NEW YORK (Reuters) – CIT Group Inc (CIT.N) has hired former Merrill Lynch CEO John Thain as its new chief executive, the commercial lender said late on Sunday, wagering that the well-traveled executive can guide its post-bankruptcy turnaround.
Thain, 54, immediately replaces interim CEO Peter Tobin, who will remain a director. Former CIT chief Jeff Peek, another past Merrill executive, retired on January 15.
CIT said Thain was hired partly for the expertise he gained restructuring the New York Stock Exchange, as it looks to reestablish itself after a disastrous foray into subprime lending, and one of the largest bankruptcies in U.S. history.

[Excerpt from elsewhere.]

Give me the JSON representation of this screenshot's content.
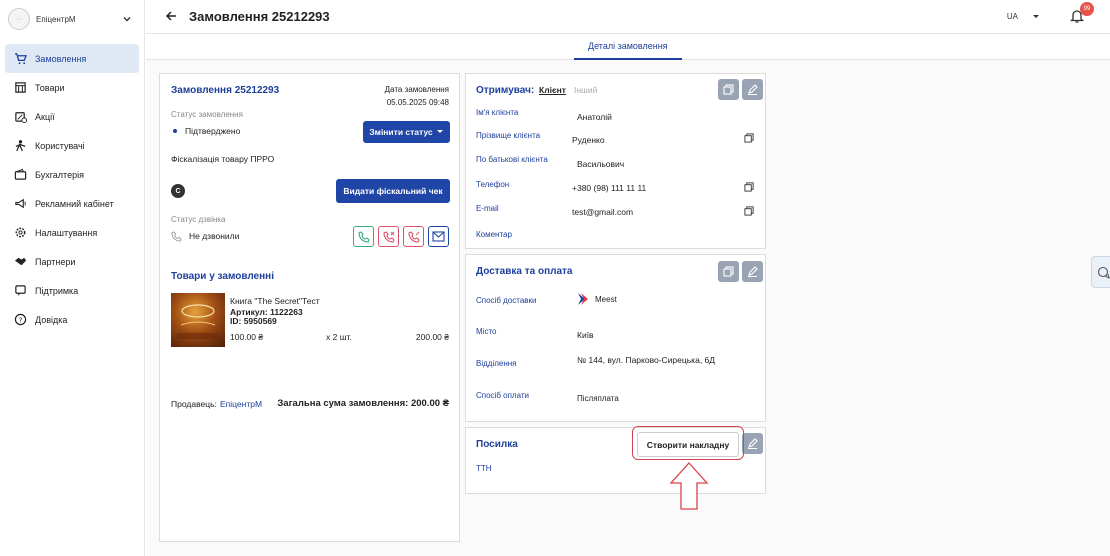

Within the last decade, Thain was the No. 2 executive at Goldman Sachs Group Inc (GS.N), the No. 1 at both NYSE Euronext (NYX.N) and Merrill Lynch, and was fired by Bank of America (BAC.N), which acquired Merrill in the midst of the mortgage-market inspired financial crisis.
CIT is not concerned about Thain’s reputation after his short but controversial stint at Bank of America, and the board performed the appropriate due diligence before hiring him, said a person familiar with the company’s thinking.
No specific terms of the contract were revealed.
Thain’s compensation will be “in line with expectations in this day and age,” John Ryan, CIT’s lead director, said in an interview, adding Thain didn’t want to stand out at a time that Wall Street executives are under fire for what is seen as out-sized compensations shortly after a recession.
CIT declined to say whether it was also in contract talks with Nelson Chai, who worked with Thain at Merrill and at NYSE Euronext, and who was reported as possibly involved in a contract deal that included Thain.
The company, which emerged from bankruptcy in December, said this month Chief Financial Officer Alexander Mason is set to step down February 26 as it revamps management and its board.
GOLDMAN, NYSE, MERRILL, BANK OF AMERICA… CIT
After Thain left Goldman Sachs he lead the NYSE’s transformation from a floor-based market to a mostly electronic model. That restructuring “is similar to what CIT has to do going forward,” Tobin, the interim CEO, said in an interview.
About a year ago, Thain helped orchestrate the deal for Bank of America to acquire Merrill. The Charlotte, North Carolina-based bank fired Thain a few weeks later, and later dealt with the fallout of surprisingly large losses associated with its acquisition, as well as bonuses Merrill employees.
Some criticize Thain for being slow to recognize troubles at the storied investment bank he ran; others say he saved Merrill from the most devastating effects of the worst financial crisis since the Great Depression.
The Harvard-educated executive also attracted controversy when news broke about his lavish $1.2 million office renovation at Merrill, including an infamous $35,000 antique commode.
Although Thain’s background is largely in investment banking, his first tasks will likely include reducing CIT’s debt and reestablishing it as a lender for small and medium-sized businesses.
CIT’s new CEO will likely have to negotiate with regulators to allow it to move some of its best businesses to its bank, where it can fund them with deposits.
“CIT can and will serve an important role in the recovery of the U.S. economy and the creation of jobs,” Thain said in a statement. The company did not make Thain available for an interview.
Reuters reported last month CIT had talked to Thain about becoming CEO, citing sources. One source said the deal could also include hiring Chai.